弁理士の知名度は高いのか
弁理士の知名度については低い低いと嘆く人をこの業界ではよく見かけるのですが、
実際のところどうなんでしょうか。自分はものすごく知名度の低い仕事という
先入観を持っているためか、今はこんなに知名度が高いんだと驚くことの方が多いです。
もちろんある一定以上の有識レベルという条件は付くのですが、
理系でなくても文系の人でも、割とそういう職業があるというのは
知っていたりするように思います。
なんて書くと、「そんなことないよ」という声があちこちから出てきそうですし、
面と向かって話しても否定する人が多いかなと思いますが、自分の感触ではそうです。
一方、有名企業の社員であるとして、その社名を出したときに理解される内容は、
多分実情とはだいぶずれがあるんじゃないかと思います。
司法書士みたいなもんというのが当たらずとは遠からずなのかと。
けど司法書士の仕事もいまいち理解できてはいないんですけどね。
大体一握りのわかりやすい職業を除けば、大抵は理解されるのって難しいと思いますよ。
そりゃパン屋とかケーキ屋、プロ野球選手とか漫画家は理解できるでしょうけど。
もっとも彼らが日常に抱えている現実というのは、ほとんど理解されてはないでしょう。
医者は診断を受けるから理解できるかもしれませんが、弁護士なんて絶対に誤解されてますよね。
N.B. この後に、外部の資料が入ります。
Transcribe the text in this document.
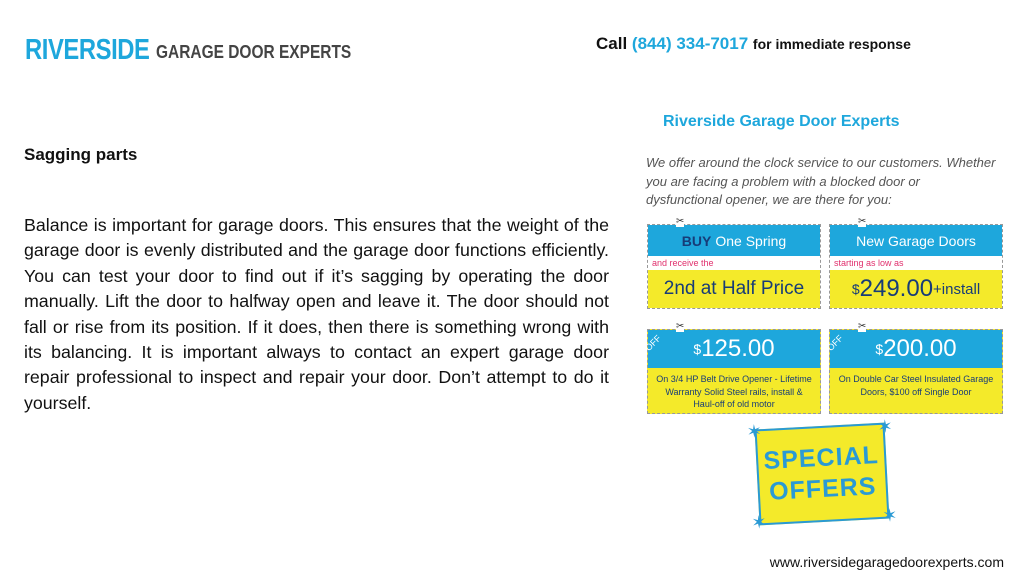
RIVERSIDE GARAGE DOOR EXPERTS	Call (844) 334-7017 for immediate response
Sagging parts
Balance is important for garage doors. This ensures that the weight of the garage door is evenly distributed and the garage door functions efficiently. You can test your door to find out if it’s sagging by operating the door manually. Lift the door to halfway open and leave it. The door should not fall or rise from its position. If it does, then there is something wrong with its balancing. It is important always to contact an expert garage door repair professional to inspect and repair your door. Don’t attempt to do it yourself.
Riverside Garage Door Experts
We offer around the clock service to our customers. Whether you are facing a problem with a blocked door or dysfunctional opener, we are there for you:
✂
BUY One Spring
and receive the
2nd at Half Price
✂
New Garage Doors
starting as low as
$ 249.00 +install
✂
OFF $_{\$}$ 125.00
On 3/4 HP Belt Drive Opener - Lifetime Warranty Solid Steel rails, install & Haul-off of old motor
✂
OFF $_{\$}$ 200.00
On Double Car Steel Insulated Garage Doors, $100 off Single Door
✶	✶
✶	✶
SPECIAL
OFFERS
www.riversidegaragedoorexperts.com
我々は当事者として事実を伝えようと思うから、ますます理解させるのが困難に
なってしまいがちなだけで、職業というのは本来そんなもんじゃないかと思っています。
弁理士の知名度を上げたいという人は、多分「難関資格に受かったんですね、すごい」
と言ってもらいたいというのが本音なのかなという気もしなくもないです。
自分はそういう虚栄心が希薄なので、正直どうでもいいと思っている分、
意外と知られているなという感触になるのかもしれません。
まあ大企業にいた頃は「どこどこに勤務」と言えば大体みんな納得してもらえた点で
今より苦労は少なかったかもしれません。けどその情報で本当に納得されたのかというと
微妙と言えば微妙です。その時向こうから帰ってくる返事は、
自分はそこには関わってなかったよという話が大半です。
知的財産を必要とする業界は限られているので、そこへのアナウンスメントを
広げることには意味があると思いますが、広く一般に弁理士の知名度を上げよう
とする活動に何の意味があるのかは、自分の頭では全く理解できません。